Ancora nessuno le aveva dato una risposta, allora lei entrando con timore, vide in primo piano sul tavolo un pezzo di pane, con accanto dei pomodori. <<Che languorino.>> Disse a voce bassa, poi avanzando davanti a sé, dopo quel tavolo, notò una porta che faceva vedere chiaramente una stanzetta, con un lettino dove dentro stava riposando qualcuno. Lei stupefatta da quella presenza, indietreggiò sonoramente colpendo la sedia che era dietro di lei. <<Oh, no!>> Esclamò rimanendo immobile a guardare quel piccolo esserino che dormiva in quel letto.

A primo impatto sospirò per non averlo svegliato, in seguito, cercando di uscire da quella casetta, dando le spalle a quella stanza, sentì dietro di sé il fruscio di alcune lenzuola muoversi, poi una voce arrivare a lei: <<Chi sei? Cosa ci fai in casa mia?>>

Quelle domande la fecero venire ancora di più la paura di essere entrata in quel posto. Conobbe quella voce, era di un ragazzo, ma non sapeva ancora com'era il suo volto, non avendolo ancora visto. Lei voltandosi nuovamente verso quella stanzetta si inchinò a lui dicendo: <<Mi dispiace tanto di essere entrata nella tua casetta senza dire niente.

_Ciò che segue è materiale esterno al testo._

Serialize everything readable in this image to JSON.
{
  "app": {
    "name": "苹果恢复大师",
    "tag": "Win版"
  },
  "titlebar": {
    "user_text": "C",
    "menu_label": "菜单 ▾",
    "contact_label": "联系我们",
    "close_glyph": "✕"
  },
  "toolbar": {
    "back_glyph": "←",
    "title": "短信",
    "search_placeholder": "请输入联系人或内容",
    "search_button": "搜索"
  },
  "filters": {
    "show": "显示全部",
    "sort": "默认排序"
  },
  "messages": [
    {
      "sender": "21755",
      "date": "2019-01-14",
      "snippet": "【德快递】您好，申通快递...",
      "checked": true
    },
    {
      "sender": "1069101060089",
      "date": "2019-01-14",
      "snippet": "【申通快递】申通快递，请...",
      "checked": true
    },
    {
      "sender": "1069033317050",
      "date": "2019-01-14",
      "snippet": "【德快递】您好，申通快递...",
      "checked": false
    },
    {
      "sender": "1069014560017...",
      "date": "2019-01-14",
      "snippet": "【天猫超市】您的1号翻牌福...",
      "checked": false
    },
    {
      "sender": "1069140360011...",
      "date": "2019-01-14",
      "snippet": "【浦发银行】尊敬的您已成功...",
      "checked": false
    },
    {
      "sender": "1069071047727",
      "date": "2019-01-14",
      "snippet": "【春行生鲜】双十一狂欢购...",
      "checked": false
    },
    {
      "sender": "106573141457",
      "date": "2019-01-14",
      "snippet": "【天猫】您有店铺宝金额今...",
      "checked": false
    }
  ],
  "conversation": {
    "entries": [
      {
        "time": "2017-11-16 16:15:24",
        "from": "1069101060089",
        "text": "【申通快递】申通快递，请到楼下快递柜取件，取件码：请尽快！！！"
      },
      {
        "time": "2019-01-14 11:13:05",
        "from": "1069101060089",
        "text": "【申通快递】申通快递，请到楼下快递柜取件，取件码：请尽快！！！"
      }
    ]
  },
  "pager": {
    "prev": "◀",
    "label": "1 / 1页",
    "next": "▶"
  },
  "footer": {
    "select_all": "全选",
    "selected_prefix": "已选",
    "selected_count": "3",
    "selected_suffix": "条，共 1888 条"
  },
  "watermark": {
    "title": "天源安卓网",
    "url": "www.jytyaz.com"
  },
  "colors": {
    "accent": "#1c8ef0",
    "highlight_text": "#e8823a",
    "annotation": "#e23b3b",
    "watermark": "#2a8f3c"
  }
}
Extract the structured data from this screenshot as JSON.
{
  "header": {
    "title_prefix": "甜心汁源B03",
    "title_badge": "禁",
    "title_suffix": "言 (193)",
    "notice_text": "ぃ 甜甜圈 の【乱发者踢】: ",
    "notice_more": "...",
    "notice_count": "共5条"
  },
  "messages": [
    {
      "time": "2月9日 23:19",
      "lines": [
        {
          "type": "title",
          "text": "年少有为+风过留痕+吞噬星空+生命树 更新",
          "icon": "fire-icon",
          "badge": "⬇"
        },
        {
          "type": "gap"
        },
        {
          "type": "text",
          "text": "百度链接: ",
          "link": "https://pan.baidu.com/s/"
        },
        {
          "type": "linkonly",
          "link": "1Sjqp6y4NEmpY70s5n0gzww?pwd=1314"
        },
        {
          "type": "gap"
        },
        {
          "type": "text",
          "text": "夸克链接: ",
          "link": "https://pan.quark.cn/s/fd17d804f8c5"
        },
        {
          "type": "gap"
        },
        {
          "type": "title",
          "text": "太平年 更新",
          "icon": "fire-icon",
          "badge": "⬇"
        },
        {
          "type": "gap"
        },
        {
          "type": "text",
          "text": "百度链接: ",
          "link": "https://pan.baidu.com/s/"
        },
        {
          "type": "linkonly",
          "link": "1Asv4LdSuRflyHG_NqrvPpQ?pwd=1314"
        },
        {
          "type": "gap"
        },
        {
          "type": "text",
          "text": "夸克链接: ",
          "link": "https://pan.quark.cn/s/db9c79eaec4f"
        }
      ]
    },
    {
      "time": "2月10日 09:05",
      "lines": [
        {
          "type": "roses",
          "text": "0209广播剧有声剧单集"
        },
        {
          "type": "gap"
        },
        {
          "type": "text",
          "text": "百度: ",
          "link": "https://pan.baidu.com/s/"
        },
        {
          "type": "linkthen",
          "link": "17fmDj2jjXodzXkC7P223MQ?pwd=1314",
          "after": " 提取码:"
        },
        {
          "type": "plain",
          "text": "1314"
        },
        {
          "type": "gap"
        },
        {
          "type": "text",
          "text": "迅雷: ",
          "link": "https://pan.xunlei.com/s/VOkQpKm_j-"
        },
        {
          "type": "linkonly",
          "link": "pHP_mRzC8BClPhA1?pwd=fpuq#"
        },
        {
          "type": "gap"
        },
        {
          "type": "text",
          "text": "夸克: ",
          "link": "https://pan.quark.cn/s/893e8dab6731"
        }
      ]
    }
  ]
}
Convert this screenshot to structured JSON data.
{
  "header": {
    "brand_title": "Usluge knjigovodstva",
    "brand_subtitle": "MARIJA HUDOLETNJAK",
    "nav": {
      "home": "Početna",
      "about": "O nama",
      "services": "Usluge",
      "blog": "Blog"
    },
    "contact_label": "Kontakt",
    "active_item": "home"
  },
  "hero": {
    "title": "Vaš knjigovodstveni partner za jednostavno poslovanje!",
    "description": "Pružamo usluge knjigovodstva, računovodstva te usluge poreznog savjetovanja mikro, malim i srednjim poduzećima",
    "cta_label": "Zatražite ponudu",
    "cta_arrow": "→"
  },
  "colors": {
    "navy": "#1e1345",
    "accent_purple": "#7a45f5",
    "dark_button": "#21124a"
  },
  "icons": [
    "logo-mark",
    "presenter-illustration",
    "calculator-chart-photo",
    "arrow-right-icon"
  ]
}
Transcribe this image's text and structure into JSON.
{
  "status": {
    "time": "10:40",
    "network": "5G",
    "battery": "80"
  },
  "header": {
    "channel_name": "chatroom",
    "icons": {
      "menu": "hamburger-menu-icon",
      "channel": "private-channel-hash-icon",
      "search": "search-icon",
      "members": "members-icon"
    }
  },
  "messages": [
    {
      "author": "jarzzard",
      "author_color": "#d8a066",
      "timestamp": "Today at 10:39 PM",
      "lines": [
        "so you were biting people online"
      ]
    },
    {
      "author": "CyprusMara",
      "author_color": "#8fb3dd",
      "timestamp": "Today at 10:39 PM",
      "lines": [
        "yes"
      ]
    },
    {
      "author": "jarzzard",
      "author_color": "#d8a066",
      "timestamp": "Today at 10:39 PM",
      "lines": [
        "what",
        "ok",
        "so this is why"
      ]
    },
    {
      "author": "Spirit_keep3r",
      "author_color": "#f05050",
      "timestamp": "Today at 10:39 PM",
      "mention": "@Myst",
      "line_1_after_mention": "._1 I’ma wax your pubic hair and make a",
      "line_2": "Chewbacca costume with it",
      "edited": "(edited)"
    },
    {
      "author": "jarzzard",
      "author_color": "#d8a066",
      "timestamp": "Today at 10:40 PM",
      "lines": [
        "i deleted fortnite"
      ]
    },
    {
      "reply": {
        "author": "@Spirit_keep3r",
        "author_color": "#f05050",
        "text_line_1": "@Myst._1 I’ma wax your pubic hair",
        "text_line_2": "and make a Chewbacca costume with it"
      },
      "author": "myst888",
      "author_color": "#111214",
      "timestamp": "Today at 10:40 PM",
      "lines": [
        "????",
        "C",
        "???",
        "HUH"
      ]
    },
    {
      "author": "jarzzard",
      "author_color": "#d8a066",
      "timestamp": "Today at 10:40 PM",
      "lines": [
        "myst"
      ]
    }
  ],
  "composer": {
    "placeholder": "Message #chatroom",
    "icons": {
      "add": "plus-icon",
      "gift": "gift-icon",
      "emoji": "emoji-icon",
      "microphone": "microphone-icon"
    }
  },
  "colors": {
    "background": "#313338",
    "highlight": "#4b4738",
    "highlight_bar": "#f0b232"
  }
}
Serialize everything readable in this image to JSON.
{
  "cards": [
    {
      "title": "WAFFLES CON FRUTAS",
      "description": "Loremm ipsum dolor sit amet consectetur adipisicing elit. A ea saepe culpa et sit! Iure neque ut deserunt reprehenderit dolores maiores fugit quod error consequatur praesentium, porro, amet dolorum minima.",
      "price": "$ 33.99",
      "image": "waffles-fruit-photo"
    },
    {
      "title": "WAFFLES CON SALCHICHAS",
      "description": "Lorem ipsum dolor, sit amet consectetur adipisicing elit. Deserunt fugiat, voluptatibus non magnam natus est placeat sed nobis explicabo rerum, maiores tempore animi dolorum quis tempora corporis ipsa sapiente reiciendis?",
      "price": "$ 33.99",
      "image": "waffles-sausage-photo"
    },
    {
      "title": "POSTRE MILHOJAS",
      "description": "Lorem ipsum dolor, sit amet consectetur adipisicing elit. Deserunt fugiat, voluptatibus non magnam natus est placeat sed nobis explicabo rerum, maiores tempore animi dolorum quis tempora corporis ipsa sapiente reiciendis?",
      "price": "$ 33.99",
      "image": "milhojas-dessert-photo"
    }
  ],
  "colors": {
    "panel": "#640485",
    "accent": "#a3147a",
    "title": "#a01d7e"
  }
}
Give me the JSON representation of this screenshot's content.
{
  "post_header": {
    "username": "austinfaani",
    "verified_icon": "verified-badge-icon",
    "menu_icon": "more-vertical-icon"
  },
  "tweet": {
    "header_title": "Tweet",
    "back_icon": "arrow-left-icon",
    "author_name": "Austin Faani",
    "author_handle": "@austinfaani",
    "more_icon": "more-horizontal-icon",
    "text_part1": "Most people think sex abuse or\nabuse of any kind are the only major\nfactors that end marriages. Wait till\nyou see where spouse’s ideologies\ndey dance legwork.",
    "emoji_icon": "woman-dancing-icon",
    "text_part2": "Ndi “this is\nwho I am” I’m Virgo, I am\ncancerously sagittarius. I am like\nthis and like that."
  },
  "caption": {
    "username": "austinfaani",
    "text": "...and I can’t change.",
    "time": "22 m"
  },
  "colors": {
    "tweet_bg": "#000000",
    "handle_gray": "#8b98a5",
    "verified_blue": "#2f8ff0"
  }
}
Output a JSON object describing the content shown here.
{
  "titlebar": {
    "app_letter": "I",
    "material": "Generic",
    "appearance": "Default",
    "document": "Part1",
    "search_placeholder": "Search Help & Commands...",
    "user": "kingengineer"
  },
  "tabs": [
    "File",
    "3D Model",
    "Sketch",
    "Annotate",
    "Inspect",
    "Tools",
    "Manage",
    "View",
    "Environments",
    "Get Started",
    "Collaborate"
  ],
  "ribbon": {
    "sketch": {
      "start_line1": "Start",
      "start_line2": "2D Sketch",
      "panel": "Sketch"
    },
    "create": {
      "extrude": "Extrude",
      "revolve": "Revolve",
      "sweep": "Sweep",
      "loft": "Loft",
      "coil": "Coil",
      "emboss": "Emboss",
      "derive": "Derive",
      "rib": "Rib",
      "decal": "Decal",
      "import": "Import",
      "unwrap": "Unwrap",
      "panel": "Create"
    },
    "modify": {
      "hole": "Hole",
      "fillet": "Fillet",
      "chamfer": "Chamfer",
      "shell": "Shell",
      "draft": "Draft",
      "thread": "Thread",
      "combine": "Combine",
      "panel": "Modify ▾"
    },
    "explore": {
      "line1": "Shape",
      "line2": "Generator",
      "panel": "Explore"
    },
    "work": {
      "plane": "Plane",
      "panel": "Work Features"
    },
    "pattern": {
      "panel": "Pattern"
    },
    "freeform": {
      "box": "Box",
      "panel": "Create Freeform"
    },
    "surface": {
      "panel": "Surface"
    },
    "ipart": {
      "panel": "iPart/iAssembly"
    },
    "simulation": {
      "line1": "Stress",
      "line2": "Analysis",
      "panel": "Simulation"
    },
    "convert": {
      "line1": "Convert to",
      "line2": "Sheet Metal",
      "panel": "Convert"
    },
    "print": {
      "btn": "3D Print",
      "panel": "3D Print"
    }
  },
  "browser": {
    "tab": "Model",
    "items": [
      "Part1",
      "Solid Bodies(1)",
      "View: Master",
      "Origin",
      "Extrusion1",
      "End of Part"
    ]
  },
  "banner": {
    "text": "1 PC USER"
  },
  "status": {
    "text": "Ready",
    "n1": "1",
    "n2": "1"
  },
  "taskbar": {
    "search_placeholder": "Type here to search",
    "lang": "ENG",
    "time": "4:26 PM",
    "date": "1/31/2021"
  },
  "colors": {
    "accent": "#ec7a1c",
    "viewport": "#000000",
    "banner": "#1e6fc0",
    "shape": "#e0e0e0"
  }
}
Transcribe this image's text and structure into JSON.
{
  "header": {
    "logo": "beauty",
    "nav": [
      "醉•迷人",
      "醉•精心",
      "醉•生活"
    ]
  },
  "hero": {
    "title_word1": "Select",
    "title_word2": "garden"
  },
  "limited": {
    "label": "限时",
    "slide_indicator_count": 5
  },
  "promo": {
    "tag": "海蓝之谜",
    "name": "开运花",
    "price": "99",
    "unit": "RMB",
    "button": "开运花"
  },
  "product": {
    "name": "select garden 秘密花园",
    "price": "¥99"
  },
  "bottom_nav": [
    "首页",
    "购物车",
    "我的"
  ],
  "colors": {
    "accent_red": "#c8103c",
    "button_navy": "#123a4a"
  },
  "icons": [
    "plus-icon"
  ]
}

Avevo fame e non mi ero accorta che dentro c'era qualcuno, visto che la porta non era chiusa a chiave.>>

Sentì i passi avvicinarsi a lei, poi la sua voce riprese a farsi sentire, con più tranquillità: <<Non volevo spaventarti.>>

A quelle parole lei, alzò gli occhi su di lui vedendo con sorpresa che era un essere come lei, una fatina con ali trasparenti, orecchie a punta e un visino al quanto carino che ispirava tutta la tenerezza del mondo. I suoi capelli di un ramato riprendeva i suoi occhi color cielo.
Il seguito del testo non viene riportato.